Food Fight

In a nutshell: The Legislature passed a law to tax casinos on free meals they provide to their employees and their customers. The state has been collecting this tax since around 1981. But some casino companies have been fighting the tax all along and sued to stop it. And they won. So the government can’t collect this revenue any longer.

But Gov. Jim Gibbons announced yesterday that his office intends to continue the legal fight to keep this tax in place. “The governor believes the Legislature intended to tax these transactions, and as they have always been taxed in the past,” Ben Kieckhefer, the governor’s spokesman, told the Las Vegas Sun yesterday. “At a time when the state is struggling fiscally, it’s important to maximize the revenues we have.”

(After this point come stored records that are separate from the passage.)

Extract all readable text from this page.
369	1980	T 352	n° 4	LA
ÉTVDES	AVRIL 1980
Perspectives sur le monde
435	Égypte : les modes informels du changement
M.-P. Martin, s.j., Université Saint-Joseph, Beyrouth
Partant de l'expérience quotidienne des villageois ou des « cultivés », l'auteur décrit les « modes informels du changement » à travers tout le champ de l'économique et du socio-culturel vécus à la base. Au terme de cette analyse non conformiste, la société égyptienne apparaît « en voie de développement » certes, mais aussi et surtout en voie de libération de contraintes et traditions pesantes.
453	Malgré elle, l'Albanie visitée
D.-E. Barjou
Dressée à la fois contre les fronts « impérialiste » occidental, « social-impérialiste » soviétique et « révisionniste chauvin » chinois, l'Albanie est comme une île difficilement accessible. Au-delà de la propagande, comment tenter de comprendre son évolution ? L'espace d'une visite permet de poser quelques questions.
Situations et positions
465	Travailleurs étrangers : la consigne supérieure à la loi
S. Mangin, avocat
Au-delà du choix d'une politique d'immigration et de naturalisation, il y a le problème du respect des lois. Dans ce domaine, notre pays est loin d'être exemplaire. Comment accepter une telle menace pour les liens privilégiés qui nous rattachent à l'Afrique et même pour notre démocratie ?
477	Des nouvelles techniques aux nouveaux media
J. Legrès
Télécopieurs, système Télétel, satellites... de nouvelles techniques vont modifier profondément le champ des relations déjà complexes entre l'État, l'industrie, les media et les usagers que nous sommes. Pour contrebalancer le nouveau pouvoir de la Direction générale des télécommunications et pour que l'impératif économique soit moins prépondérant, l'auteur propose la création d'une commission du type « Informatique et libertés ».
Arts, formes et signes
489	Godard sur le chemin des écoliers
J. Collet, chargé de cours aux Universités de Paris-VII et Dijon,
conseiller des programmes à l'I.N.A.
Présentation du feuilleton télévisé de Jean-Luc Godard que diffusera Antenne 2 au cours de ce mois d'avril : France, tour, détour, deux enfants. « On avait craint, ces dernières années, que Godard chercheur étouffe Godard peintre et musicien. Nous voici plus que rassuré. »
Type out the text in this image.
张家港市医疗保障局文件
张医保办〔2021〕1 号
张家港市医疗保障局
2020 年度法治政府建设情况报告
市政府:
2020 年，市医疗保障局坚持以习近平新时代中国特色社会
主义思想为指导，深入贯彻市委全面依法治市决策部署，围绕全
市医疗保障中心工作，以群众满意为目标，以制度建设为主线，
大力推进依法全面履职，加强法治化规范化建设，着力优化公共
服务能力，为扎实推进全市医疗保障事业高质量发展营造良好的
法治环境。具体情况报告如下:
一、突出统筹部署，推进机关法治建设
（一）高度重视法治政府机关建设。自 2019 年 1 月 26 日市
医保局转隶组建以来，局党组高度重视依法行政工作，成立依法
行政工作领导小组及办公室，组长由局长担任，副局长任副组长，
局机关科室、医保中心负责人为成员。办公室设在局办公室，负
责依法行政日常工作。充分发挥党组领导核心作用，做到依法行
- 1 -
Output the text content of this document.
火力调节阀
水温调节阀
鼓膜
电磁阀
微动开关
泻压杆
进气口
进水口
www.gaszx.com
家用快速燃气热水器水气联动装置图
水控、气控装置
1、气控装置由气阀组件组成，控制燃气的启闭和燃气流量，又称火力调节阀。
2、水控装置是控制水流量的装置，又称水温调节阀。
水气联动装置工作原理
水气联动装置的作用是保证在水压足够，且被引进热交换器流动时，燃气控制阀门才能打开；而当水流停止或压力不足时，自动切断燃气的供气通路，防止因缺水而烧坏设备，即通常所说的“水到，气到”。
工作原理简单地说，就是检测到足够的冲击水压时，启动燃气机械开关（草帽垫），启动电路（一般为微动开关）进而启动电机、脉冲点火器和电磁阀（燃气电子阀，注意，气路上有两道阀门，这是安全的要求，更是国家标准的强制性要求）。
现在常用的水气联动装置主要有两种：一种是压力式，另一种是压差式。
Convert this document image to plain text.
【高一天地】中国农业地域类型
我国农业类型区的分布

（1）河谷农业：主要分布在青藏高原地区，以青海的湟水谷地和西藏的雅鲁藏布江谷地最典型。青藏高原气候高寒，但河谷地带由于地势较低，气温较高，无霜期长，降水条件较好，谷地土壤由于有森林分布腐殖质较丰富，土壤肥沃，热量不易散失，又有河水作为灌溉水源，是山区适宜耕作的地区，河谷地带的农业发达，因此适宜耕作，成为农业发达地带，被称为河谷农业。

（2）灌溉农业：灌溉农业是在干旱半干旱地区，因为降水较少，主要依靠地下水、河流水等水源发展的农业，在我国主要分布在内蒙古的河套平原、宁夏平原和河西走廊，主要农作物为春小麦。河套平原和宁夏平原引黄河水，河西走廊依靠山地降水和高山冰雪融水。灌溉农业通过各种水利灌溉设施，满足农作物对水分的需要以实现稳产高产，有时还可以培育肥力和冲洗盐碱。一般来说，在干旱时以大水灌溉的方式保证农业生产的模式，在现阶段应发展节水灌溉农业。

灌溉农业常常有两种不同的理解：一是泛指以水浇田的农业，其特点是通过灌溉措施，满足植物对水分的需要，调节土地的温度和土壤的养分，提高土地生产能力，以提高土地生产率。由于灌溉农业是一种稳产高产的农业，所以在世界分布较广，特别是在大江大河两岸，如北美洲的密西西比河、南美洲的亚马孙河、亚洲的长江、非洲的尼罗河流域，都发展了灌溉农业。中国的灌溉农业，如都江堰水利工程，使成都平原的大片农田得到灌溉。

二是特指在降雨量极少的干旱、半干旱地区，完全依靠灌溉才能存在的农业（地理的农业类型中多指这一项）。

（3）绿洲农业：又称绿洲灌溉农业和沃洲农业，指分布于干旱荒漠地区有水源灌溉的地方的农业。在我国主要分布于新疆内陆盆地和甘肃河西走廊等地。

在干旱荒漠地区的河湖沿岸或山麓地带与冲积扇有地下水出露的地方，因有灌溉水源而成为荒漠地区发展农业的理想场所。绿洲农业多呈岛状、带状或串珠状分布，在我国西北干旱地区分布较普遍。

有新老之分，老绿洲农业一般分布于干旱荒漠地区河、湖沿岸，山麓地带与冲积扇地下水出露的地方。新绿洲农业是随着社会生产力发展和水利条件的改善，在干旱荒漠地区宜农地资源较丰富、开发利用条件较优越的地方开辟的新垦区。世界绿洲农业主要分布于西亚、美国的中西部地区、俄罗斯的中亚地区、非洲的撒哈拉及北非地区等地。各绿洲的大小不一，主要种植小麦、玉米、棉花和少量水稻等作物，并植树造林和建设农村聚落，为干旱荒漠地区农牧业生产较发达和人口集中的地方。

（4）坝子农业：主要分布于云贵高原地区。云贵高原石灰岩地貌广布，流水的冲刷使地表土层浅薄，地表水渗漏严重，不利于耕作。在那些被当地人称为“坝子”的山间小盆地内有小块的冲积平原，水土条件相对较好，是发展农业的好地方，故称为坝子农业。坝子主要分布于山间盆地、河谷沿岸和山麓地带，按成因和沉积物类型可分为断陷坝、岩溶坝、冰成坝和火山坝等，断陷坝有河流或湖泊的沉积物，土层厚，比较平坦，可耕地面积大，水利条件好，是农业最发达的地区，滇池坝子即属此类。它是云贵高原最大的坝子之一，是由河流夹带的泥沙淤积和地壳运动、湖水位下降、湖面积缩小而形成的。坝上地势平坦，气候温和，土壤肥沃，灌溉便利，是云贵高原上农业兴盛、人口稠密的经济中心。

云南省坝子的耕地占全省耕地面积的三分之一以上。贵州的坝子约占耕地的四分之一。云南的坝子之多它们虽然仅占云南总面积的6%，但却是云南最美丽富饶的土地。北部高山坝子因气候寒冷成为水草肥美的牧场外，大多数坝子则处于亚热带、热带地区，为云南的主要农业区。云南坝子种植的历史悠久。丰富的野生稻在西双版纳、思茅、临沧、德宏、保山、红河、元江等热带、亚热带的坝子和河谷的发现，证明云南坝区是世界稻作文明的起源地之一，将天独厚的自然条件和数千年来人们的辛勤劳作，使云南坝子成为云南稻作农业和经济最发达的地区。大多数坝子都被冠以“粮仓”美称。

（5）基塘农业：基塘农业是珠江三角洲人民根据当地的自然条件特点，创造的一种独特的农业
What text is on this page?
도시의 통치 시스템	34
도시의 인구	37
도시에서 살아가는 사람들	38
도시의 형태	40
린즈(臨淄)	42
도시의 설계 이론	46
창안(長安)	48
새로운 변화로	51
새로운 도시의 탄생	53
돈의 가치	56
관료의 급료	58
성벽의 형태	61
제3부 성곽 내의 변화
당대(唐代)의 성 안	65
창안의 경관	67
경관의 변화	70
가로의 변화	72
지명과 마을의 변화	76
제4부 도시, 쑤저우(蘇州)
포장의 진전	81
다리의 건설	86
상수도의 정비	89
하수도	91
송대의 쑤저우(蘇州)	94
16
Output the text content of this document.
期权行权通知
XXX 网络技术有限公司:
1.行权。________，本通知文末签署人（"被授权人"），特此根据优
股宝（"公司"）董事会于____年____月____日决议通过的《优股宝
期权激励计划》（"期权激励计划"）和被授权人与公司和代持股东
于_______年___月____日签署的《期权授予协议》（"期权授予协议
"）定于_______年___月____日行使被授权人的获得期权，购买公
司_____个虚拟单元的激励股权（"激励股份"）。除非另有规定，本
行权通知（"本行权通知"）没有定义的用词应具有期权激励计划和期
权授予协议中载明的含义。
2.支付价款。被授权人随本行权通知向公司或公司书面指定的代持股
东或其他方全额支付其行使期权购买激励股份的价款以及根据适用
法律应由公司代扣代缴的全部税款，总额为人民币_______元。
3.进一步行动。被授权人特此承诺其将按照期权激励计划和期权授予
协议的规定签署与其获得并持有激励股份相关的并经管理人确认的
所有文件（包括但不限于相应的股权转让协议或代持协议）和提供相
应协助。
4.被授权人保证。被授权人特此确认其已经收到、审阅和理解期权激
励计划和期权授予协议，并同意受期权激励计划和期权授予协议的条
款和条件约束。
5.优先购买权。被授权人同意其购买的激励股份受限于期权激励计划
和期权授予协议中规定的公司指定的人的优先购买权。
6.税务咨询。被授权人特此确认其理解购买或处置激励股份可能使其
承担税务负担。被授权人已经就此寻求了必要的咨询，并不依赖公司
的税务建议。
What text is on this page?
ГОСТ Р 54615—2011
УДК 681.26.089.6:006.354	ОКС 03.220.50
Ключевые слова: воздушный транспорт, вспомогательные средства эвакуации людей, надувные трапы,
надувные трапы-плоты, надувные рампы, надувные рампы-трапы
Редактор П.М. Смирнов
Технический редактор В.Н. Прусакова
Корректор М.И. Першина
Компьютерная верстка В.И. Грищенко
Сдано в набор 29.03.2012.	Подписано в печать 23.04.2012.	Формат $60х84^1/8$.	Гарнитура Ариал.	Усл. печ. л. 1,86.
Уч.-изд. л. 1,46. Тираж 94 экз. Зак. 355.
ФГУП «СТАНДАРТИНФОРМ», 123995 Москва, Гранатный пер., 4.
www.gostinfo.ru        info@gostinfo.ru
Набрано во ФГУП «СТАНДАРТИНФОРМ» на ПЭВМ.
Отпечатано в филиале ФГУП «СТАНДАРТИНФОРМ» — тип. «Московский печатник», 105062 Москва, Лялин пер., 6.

According to the Sun report, casino lobbyists consider this a tax increase. Kieckhefer disagrees. “It’s a tax that has been collected all along,” he said. “To call it a tax increase is political positioning.” And Carole Vilardo of the Nevada Taxpayers Association seconds that emotion: “To say that it was a new tax, or a tax increase, I have a problem with. It’s a game of semantics played too frequently.”

Let’s clear this up so there’s no misunderstanding.

If the Governor wishes to continue legal arguments to maintain the existing tax, fine. Personally, I hope he loses; however, pursuing legal action to retain an existing tax is not a violation of the Taxpayer Protection Pledge. This is not “an effort to increase taxes.” It’s an effort to retain an existing tax.

However…

Once the legal arguments are exhausted, and if the courts continue to say the tax is illegal and can’t be collected, any FUTURE effort to RE-impose the tax once the courts have killed it WOULD be “an effort to increase taxes.” So the governor would then be obligated by the Taxpayer Protection Pledge to veto any such effort.

In any event, how in the heck can you justify taxing free food? You may as well tax the air we breathe.

Yikes! Better not give ‘em any ideas.

2 Responses to “Food Fight”

  1. How much money is it costing the taxpayers to fund this legal action? For a state that is in a budget crisis, it seems like the money spent fighting this could be better used somewhere else or placed in the empty “rainy day” fund.

  2. What if it is decided that the Courts ought to have no day in the argument, and that the Legislature intended for the tax to be in place? It seems to be me that we argue that the Courts are activists, and that they should stay out of the business of legislation, until they decide the way we like. I say the Nevada Supreme Court never ought to have entered into the debate to begin with. Let the Legislature be the judge, pardon the pun, of this debate. If they determine that the tax never ought to have been colltect, so be it. In the counter, if they determine that it was their intent — and who better to determine than the men and women who passed the legilsation to begin with — that the tax be collected, then so be it as well. It seems rather unfair, I think, to say that because of the decison of a court that there needs to be a tax-payer violation at all. I would argue that the violation would occur if the legislature determined that no tax ought to be have colleccted, but then when about trying to pass a tax anyway. What say you, Mr. Muth?